Loisirs et culture

Page après page, faire son deuil

La mort, le deuil, certains enfants vont en entendre parler en cette semaine de commémorations des défunt·e·s. D’autres, malheureusement, sont confronté·e·s parfois jeunes à un décès. Voici trois albums qui abordent avec audace la fin de vie. À partager avec des enfants à partir de 4 ans, en fonction de leur vécu et si le conteur ou la conteuse se sent à l’aise avec le sujet.

► Partir

Certains livres étonnent, dérangent, interpellent et demandent que l’on y revienne à plusieurs reprises pour en mesurer toute l’intensité. Partir est de cette veine. Nous l’avons parcouru et reparcouru avec différents publics, découvrant à chaque fois un nouveau niveau de lecture. Parfois, ce sont des enfants qui nous l’ont révélé.
Partir est d’abord un livre muet, un livre sans texte.
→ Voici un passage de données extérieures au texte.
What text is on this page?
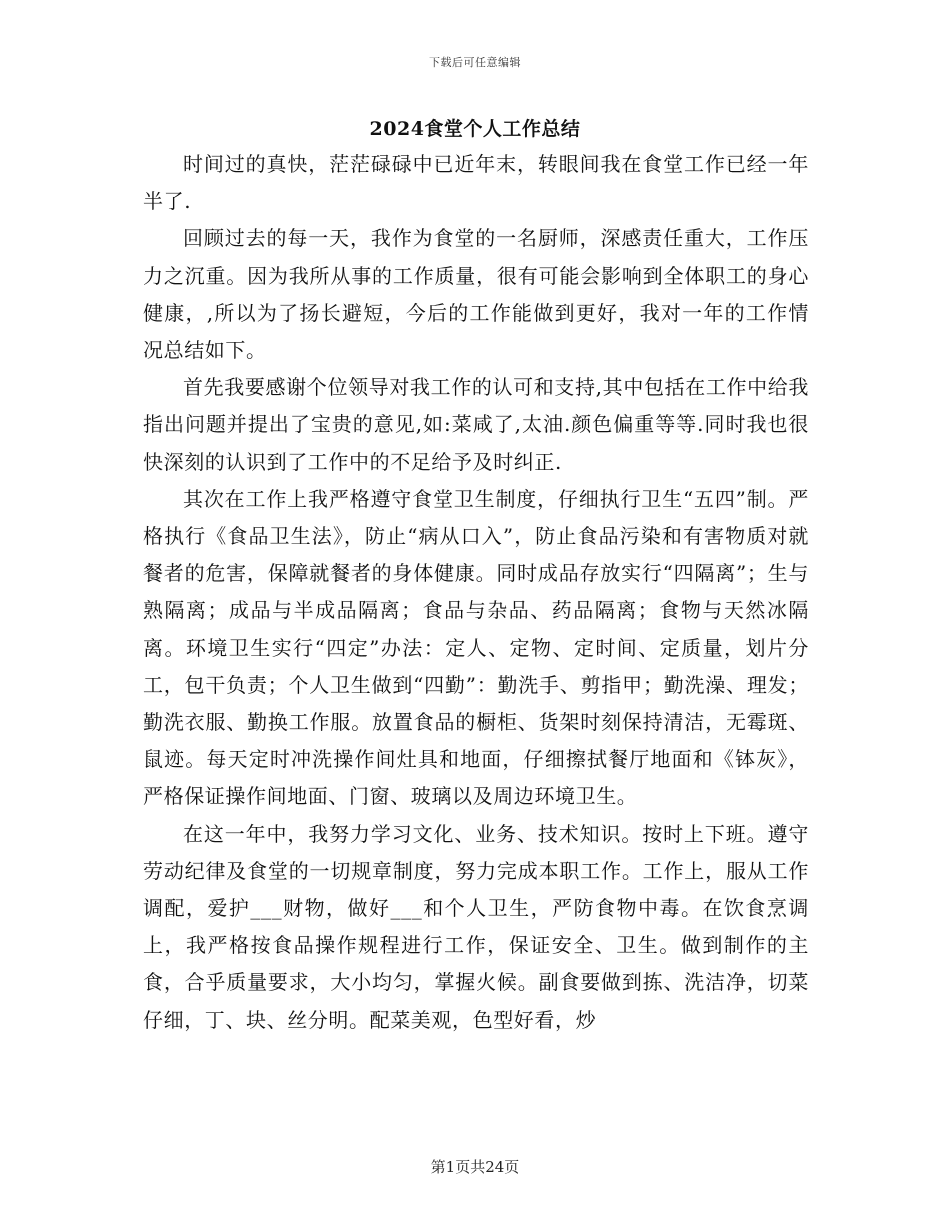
下载后可任意编辑
2024食堂个人工作总结

时间过的真快，茫茫碌碌中已近年末，转眼间我在食堂工作已经一年半了.

回顾过去的每一天，我作为食堂的一名厨师，深感责任重大，工作压力之沉重。因为我所从事的工作质量，很有可能会影响到全体职工的身心健康，,所以为了扬长避短，今后的工作能做到更好，我对一年的工作情况总结如下。

首先我要感谢个位领导对我工作的认可和支持,其中包括在工作中给我指出问题并提出了宝贵的意见,如:菜咸了,太油.颜色偏重等等.同时我也很快深刻的认识到了工作中的不足给予及时纠正.

其次在工作上我严格遵守食堂卫生制度，仔细执行卫生“五四”制。严格执行《食品卫生法》，防止“病从口入”，防止食品污染和有害物质对就餐者的危害，保障就餐者的身体健康。同时成品存放实行“四隔离”；生与熟隔离；成品与半成品隔离；食品与杂品、药品隔离；食物与天然冰隔离。环境卫生实行“四定”办法：定人、定物、定时间、定质量，划片分工，包干负责；个人卫生做到“四勤”：勤洗手、剪指甲；勤洗澡、理发；勤洗衣服、勤换工作服。放置食品的橱柜、货架时刻保持清洁，无霉斑、鼠迹。每天定时冲洗操作间灶具和地面，仔细擦拭餐厅地面和《钵灰》，严格保证操作间地面、门窗、玻璃以及周边环境卫生。

在这一年中，我努力学习文化、业务、技术知识。按时上下班。遵守劳动纪律及食堂的一切规章制度，努力完成本职工作。工作上，服从工作调配，爱护___财物，做好___和个人卫生，严防食物中毒。在饮食烹调上，我严格按食品操作规程进行工作，保证安全、卫生。做到制作的主食，合乎质量要求，大小均匀，掌握火候。副食要做到拣、洗洁净，切菜仔细，丁、块、丝分明。配菜美观，色型好看，炒

第1页共24页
Toute la force de l’histoire tient dans le déroulé des images. Et quelles images ! Les premières pages s’ouvrent sur une scène familiale quasi anodine. Une scène d’intérieur qui donne sur un salon : des jouets trainent sur un canapé, une vieille dame arrose des fleurs, une gamine vaque à ses devoirs et… une dame assise dans un fauteuil, le crâne rasé et reliée à un baxter. Un geste pudique et par un basculement subtil, l’enfant se réfugie dans sa chambre, se déguise puis s’évade par la fenêtre pour un voyage surprenant, chaque page en entraînant une autre.
L’héroïne emprunte un escalier, grimpe dans la salle des machines d’un paquebot aux rouages mystérieux, se joint à une fanfare d’animaux à vélo, saute dans un train d’un autre temps, aborde des terres sauvages où rumine un bison fumeur de pipe... La fillette réalise une étrange alchimie, qui lui permet d’échapper au réel par la force de son imaginaire, tout en emmenant une foule d’objets quotidiens métamorphosés par son inconscient. À la fin de ce périple onirique, elle réintègre le monde réel pour une émouvante scène finale de consolation.
Partir, d’Anders Holmer (Versant sud).

► C’est l’histoire…

À l’image de la couverture empreinte de sérénité par la douceur du paysage et ses déclinaisons chromatiques, C’est l’histoire… raconte avec délicatesse la vie. La vie dans un immeuble à appartements. Derrière chaque fenêtre, se déroulent plusieurs existences. Une femme enceinte, un jeune couple qui déménage, deux amoureux qui partagent leur passion, un étudiant en plein blocus, une famille autour d’un jeu de société… et une vieille, très vieille, dame qui ferme ses rideaux avant de s’endormir. La vie continue, mais le lecteur, la lectrice peut ouvrir la petite fenêtre à chaque page et découvrir les derniers gestes de la vieille dame avant de se mettre au lit. Les doubles pages suivantes s’ouvrent sur des paysages qui évoquent ses derniers instants. Une histoire qui montre que la mort fait partie de la vie, à lire lentement, presque silencieusement, sur un ton apaisé et sans bruits parasites autour de soi.
C’est l’histoire…, de Corinne Dreyfus et Charlotte des Ligneris (Seuil jeunesse).

► Thomas

Comment dire la mort de la maman d’un petit garçon ? Martine Arpin l’ose dans son premier album à travers le personnage émouvant et fragile de Thomas. Il a le cœur brisé et cherche à le réparer. L’auteure le met en présence d’une couturière qui recoud les vêtements déchirés, un menuisier qui remet droit des meubles fragilisés, un docteur qui soigne les plaies, mais pas les deuils… Thomas avance, avance, mais la solution existe-t-elle ? Son papa, aussi accablé que lui, ressort des photos de la maman pour évoquer de doux souvenirs et alléger, si possible, leur tristesse.
Les illustrations de Claude K. Dubois accompagnent magnifiquement l’histoire de Thomas. Traduisant avec justesse les émotions qui s’emparent de nous, elles font penser aux traits délicats des albums Ernest et Célestine pour dire les choses de la vie.
Thomas, de Martine Arpin et Claude K. Dubois (éditions D’eux).